Arkansas House panel advances school gendered bathroom bill


LITTLE ROCK, Ark. (AP) — Transgender people at Arkansas public schools would not be able to use the restrooms matching their gender identity under a bill advanced by a state House committee on Tuesday.

The House Education Committee endorsed the legislation, which would apply to multi-person restrooms and locker rooms at public schools and charter schools serving prekindergarten through 12th grade. The measure now goes to the majority-Republican House, which could take up the legislation as soon as Wednesday.

Arkansas is one of several states where lawmakers have proposed bathroom bills for schools this year, and similar restrictions have been enacted in three states.

Critics called the latest push an effort to spark another court challenge to transgender students’ rights and is not addressing any real problems.

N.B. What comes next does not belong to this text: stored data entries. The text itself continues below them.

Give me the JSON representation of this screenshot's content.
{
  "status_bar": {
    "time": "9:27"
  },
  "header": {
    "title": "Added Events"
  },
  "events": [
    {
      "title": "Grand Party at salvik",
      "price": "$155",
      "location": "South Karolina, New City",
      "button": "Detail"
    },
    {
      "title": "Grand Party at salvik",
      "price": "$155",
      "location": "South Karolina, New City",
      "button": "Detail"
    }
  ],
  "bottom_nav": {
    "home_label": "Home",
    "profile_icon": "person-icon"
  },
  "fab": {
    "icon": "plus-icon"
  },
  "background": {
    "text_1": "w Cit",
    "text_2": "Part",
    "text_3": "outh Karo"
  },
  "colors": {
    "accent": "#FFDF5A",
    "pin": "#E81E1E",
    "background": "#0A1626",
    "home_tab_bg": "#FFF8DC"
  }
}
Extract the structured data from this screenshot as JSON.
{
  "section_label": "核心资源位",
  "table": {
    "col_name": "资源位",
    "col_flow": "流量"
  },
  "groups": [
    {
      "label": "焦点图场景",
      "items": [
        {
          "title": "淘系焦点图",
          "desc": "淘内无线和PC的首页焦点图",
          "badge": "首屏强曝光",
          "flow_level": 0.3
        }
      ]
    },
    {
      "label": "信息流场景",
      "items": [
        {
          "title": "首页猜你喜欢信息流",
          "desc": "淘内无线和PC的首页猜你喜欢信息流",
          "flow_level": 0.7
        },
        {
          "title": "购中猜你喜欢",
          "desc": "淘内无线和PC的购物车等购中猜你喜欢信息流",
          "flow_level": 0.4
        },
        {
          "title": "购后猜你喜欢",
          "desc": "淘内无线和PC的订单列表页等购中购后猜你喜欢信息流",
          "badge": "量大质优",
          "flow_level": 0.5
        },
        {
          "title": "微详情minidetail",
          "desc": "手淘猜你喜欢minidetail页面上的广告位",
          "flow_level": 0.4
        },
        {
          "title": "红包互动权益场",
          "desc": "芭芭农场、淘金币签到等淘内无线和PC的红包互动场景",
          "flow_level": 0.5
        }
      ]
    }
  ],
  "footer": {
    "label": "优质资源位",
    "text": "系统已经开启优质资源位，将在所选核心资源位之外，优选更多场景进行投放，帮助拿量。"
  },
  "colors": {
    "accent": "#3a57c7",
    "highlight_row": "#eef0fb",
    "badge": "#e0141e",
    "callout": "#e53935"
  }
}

“For states to be passing these kinds of bills at this point is really them issuing a challenge to the federal government and saying, ‘We know that this is what you think the law says and we’re ready to do battle with you,’” said Cathryn Oakley, state legislative director and senior counsel of the Human Rights Campaign, the nation’s largest LGBTQ civil rights group.

Republican Rep. Mary Bentley, the bill’s sponsor, said the legislation would protect students and has said she filed the bill after speaking with members of a local school board that enacted a similar policy last year.

“Every child in our schools, and each school, has the right to privacy and to feel safe in their bathrooms at school,” Bentley said at a hearing on the bill last week.

Bentley’s proposal requires schools to provide “reasonable” accommodations, including single-person restrooms. Superintendents, principals and teachers who violate the prohibition could face fines of at least $1,000 from a state panel, and parents could also file private lawsuits to enforce the measure.

A far-ranging bathroom bill that was enacted in North Carolina in 2016 prompted boycotts and protests, and a year later the measure was rolled back. Past efforts to enact similar legislation in Arkansas have stalled over concerns about similar consequences for the state.

The bill advanced as the majority-Republican Legislature is poised to make Arkansas the first state to impose restrictions on drag performances. A House committee is expected this week to take up that legislation, which would classify drag shows as “adult-oriented” businesses, and Republican Gov. Sarah Huckabee Sanders said she supports that bill.

In a statement Tuesday, Sanders’ office did not specifically say whether she’d sign the bathroom bill if it reaches her desk.

“The governor believes our schools are no place for the radical left’s woke agenda and would sign a law that focuses on protecting and educating our kids, not indoctrinating them,” spokeswoman Alexa Henning said.